Mas mal consegui andar.

— Com licença — murmurei, mais para mim do que para alguém. — Mas eu... esqueci...

— O resto da sua roupa? — Shirley provocou. — Quem sabe vai botar um macacão por cima disso que chama de maiô.

Corri para o banheiro e me ajoelhei no chão, implorando para o meu estômago me dar mais alguns.

— Isso é hora de fazer xixi? — Mabel comentou.

— O senhor Enzo não tolera atrasos. Vamos! Certamente ele nem vai participar do restante do processo. Será eliminada. — Pietra fez questão de dizer.

— Mas... não se pode controlar a vontade de fazer xixi. — Mabel pareceu se compadecer de mim — E... é melhor fazer aqui do que na piscina.

— Você vem ou vai ficar com ela? — Pietra disse, seca — Melhor assim. Duas eliminadas e já temos a vencedora.

Claro que ela queria, por algum motivo, que fosse Shirley a escolhida para babá. Ouvi os passos delas deixando o vestiário e deixei meu estômago botar para fora os waffles, os cereais, o leite caramelado e os biscoitos de amendoim.

Achei que vomitaria até a alma. Mas não. Vomitei só até o estômago roncar, confirmando que não tinha mais nada dentro dele.

No fim, melhor assim. Eu realmente tinha comido demais no café da manhã. Nadar daquele jeito, com o estômago cheio, poderia me fazer mal.

Enxaguei a boca, lavei o rosto e me encarei no espelho. A minha pele estava pálida. Os olhos, ligeiramente marejados.

— Ótimo momento para isso — sussurrei, tocando meu ventre — Mas não se dê por vencido. Eu ainda não vou fazer o teste. Eu... não posso.

Tive vontade de chorar. Chorar real. O que eu faria da minha vida se estivesse grávida? Não bastava carregar o mundo nas costas. Agora eu teria que carregar também... um filho?

Já nem importava mais de dizer as palavras. O “G” e o “F” serviram bem como fantasia. Mas agora, eu estava sendo tomada pela realidade: grávida e filho.

— Mamãe já ama! — tentei rir de mim mesma. Era ironia, claro.

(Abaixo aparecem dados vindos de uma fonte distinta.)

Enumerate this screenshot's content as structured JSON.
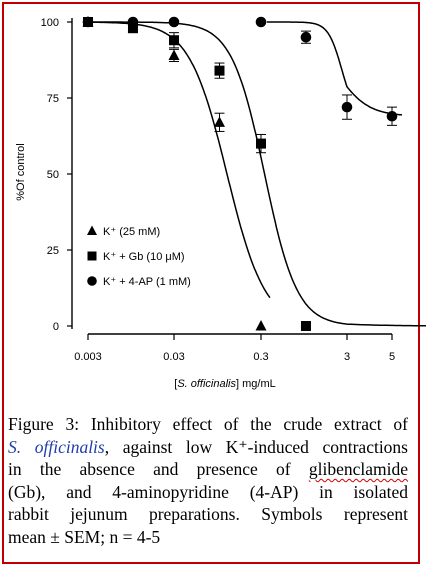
{
  "chart_data": {
    "type": "line",
    "xlabel_prefix": "[",
    "xlabel_species": "S. officinalis",
    "xlabel_suffix": "] mg/mL",
    "ylabel": "%Of control",
    "x_scale": "log",
    "xlim": [
      0.003,
      5
    ],
    "ylim": [
      0,
      100
    ],
    "x_ticks": [
      0.003,
      0.03,
      0.3,
      3,
      5
    ],
    "x_tick_labels": [
      "0.003",
      "0.03",
      "0.3",
      "3",
      "5"
    ],
    "y_ticks": [
      0,
      25,
      50,
      75,
      100
    ],
    "y_tick_labels": [
      "0",
      "25",
      "50",
      "75",
      "100"
    ],
    "grid": false,
    "legend_position": "left-bottom",
    "series": [
      {
        "name": "K⁺ (25 mM)",
        "marker": "triangle",
        "x": [
          0.003,
          0.03,
          0.1,
          0.3
        ],
        "y": [
          100,
          89,
          67,
          0
        ],
        "sem": [
          0,
          2,
          3,
          0
        ]
      },
      {
        "name": "K⁺ + Gb (10 μM)",
        "marker": "square",
        "x": [
          0.003,
          0.01,
          0.03,
          0.1,
          0.3,
          1
        ],
        "y": [
          100,
          98,
          94,
          84,
          60,
          0
        ],
        "sem": [
          0,
          1.5,
          2.5,
          2.5,
          3,
          0
        ]
      },
      {
        "name": "K⁺ + 4-AP (1 mM)",
        "marker": "circle",
        "x": [
          0.003,
          0.01,
          0.03,
          0.3,
          1,
          3,
          5,
          10
        ],
        "y": [
          100,
          100,
          100,
          100,
          95,
          72,
          69,
          69
        ],
        "sem": [
          0,
          0,
          0,
          0,
          2,
          4,
          3,
          3
        ]
      }
    ]
  },
  "caption": {
    "line1": "Figure 3: Inhibitory effect of the crude extract of",
    "line2_species": "S. officinalis",
    "line2_rest": ", against low K⁺-induced contractions",
    "line3": "in the absence and presence of",
    "line3_word": "glibenclamide",
    "line4": "(Gb), and 4-aminopyridine (4-AP) in isolated",
    "line5": "rabbit jejunum preparations. Symbols represent",
    "line6": "mean ± SEM; n = 4-5"
  },
  "colors": {
    "border": "#c00000",
    "caption_text": "#1f3fa8",
    "spellcheck_underline": "#d00000",
    "plot_ink": "#000000"
  }
}
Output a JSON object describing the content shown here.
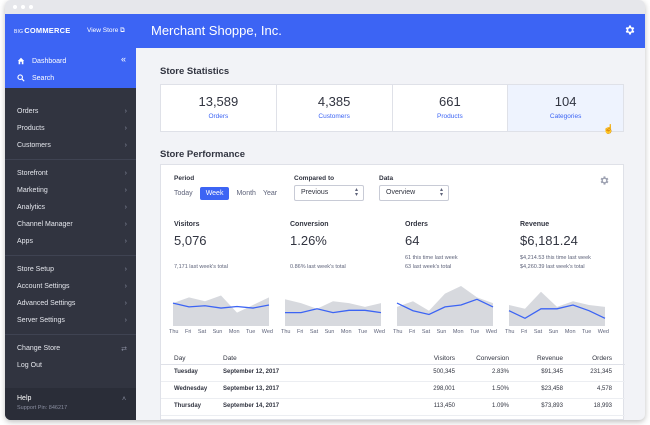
{
  "sidebar": {
    "logo_prefix": "BIG",
    "logo_main": "COMMERCE",
    "view_store": "View Store ⧉",
    "favorites": [
      {
        "label": "Dashboard",
        "icon": "home-icon"
      },
      {
        "label": "Search",
        "icon": "search-icon"
      }
    ],
    "groups": [
      [
        "Orders",
        "Products",
        "Customers"
      ],
      [
        "Storefront",
        "Marketing",
        "Analytics",
        "Channel Manager",
        "Apps"
      ],
      [
        "Store Setup",
        "Account Settings",
        "Advanced Settings",
        "Server Settings"
      ],
      [
        "Change Store",
        "Log Out"
      ]
    ],
    "help_title": "Help",
    "help_pin": "Support Pin: 846217"
  },
  "header": {
    "title": "Merchant Shoppe, Inc."
  },
  "store_statistics": {
    "title": "Store Statistics",
    "items": [
      {
        "value": "13,589",
        "label": "Orders"
      },
      {
        "value": "4,385",
        "label": "Customers"
      },
      {
        "value": "661",
        "label": "Products"
      },
      {
        "value": "104",
        "label": "Categories"
      }
    ]
  },
  "store_performance": {
    "title": "Store Performance",
    "period_label": "Period",
    "period_options": [
      "Today",
      "Week",
      "Month",
      "Year"
    ],
    "period_selected": "Week",
    "compared_label": "Compared to",
    "compared_value": "Previous",
    "data_label": "Data",
    "data_value": "Overview",
    "metrics": [
      {
        "label": "Visitors",
        "value": "5,076",
        "sub": [
          "7,171 last week's total"
        ]
      },
      {
        "label": "Conversion",
        "value": "1.26%",
        "sub": [
          "0.86% last week's total"
        ]
      },
      {
        "label": "Orders",
        "value": "64",
        "sub": [
          "61 this time last week",
          "63 last week's total"
        ]
      },
      {
        "label": "Revenue",
        "value": "$6,181.24",
        "sub": [
          "$4,214.53 this time last week",
          "$4,260.39 last week's total"
        ]
      }
    ],
    "days": [
      "Thu",
      "Fri",
      "Sat",
      "Sun",
      "Mon",
      "Tue",
      "Wed"
    ],
    "charts": [
      {
        "current": [
          0.55,
          0.45,
          0.48,
          0.42,
          0.46,
          0.42,
          0.5
        ],
        "previous": [
          0.55,
          0.7,
          0.6,
          0.75,
          0.3,
          0.5,
          0.7
        ]
      },
      {
        "current": [
          0.3,
          0.3,
          0.4,
          0.3,
          0.36,
          0.36,
          0.3
        ],
        "previous": [
          0.65,
          0.55,
          0.4,
          0.6,
          0.55,
          0.45,
          0.55
        ]
      },
      {
        "current": [
          0.55,
          0.35,
          0.25,
          0.45,
          0.5,
          0.65,
          0.45
        ],
        "previous": [
          0.45,
          0.6,
          0.35,
          0.8,
          1.0,
          0.7,
          0.55
        ]
      },
      {
        "current": [
          0.35,
          0.15,
          0.4,
          0.4,
          0.5,
          0.35,
          0.15
        ],
        "previous": [
          0.5,
          0.4,
          0.85,
          0.45,
          0.6,
          0.5,
          0.45
        ]
      }
    ],
    "table": {
      "headers": [
        "Day",
        "Date",
        "Visitors",
        "Conversion",
        "Revenue",
        "Orders"
      ],
      "rows": [
        [
          "Tuesday",
          "September 12, 2017",
          "500,345",
          "2.83%",
          "$91,345",
          "231,345"
        ],
        [
          "Wednesday",
          "September 13, 2017",
          "298,001",
          "1.50%",
          "$23,458",
          "4,578"
        ],
        [
          "Thursday",
          "September 14, 2017",
          "113,450",
          "1.09%",
          "$73,893",
          "18,993"
        ]
      ]
    }
  },
  "colors": {
    "accent": "#3c64f4",
    "sidebar": "#313440",
    "chart_line": "#3c64f4",
    "chart_area": "#d7d9de"
  }
}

Ou não.

Se tivesse um pacotinho ali dentro, claro que eu iria amar. E Will mimar. E papai... ter um novo sentido para viver. E Enzo... me matar. Na melhor das hipóteses, faria um teste de DNA. Na pior... nem se preocuparia com isso, porque não acreditaria.

A torneira ainda pingava quando endireitei a postura. Inspirei fundo, endireitei os ombros. Não era a primeira vez que eu passava mal. E, definitivamente, não seria a última. Meu corpo estava falando comigo. E eu que não estava querendo ouvir.

POV Enzo

As duas chegaram juntas. Andar firme, postura treinada e biquínis que não sei porque vestiram. Não usar dava na mesma coisa. Estavam praticamente nuas.

— Onde está a terceira candidata? — perguntei a Pietra, sem tirar os olhos do vestiário.

Eu a vi chegando. Será que tinha... desistido?

Pietra ajeitou a postura:

— Ela teve um… imprevisto no banheiro, senhor.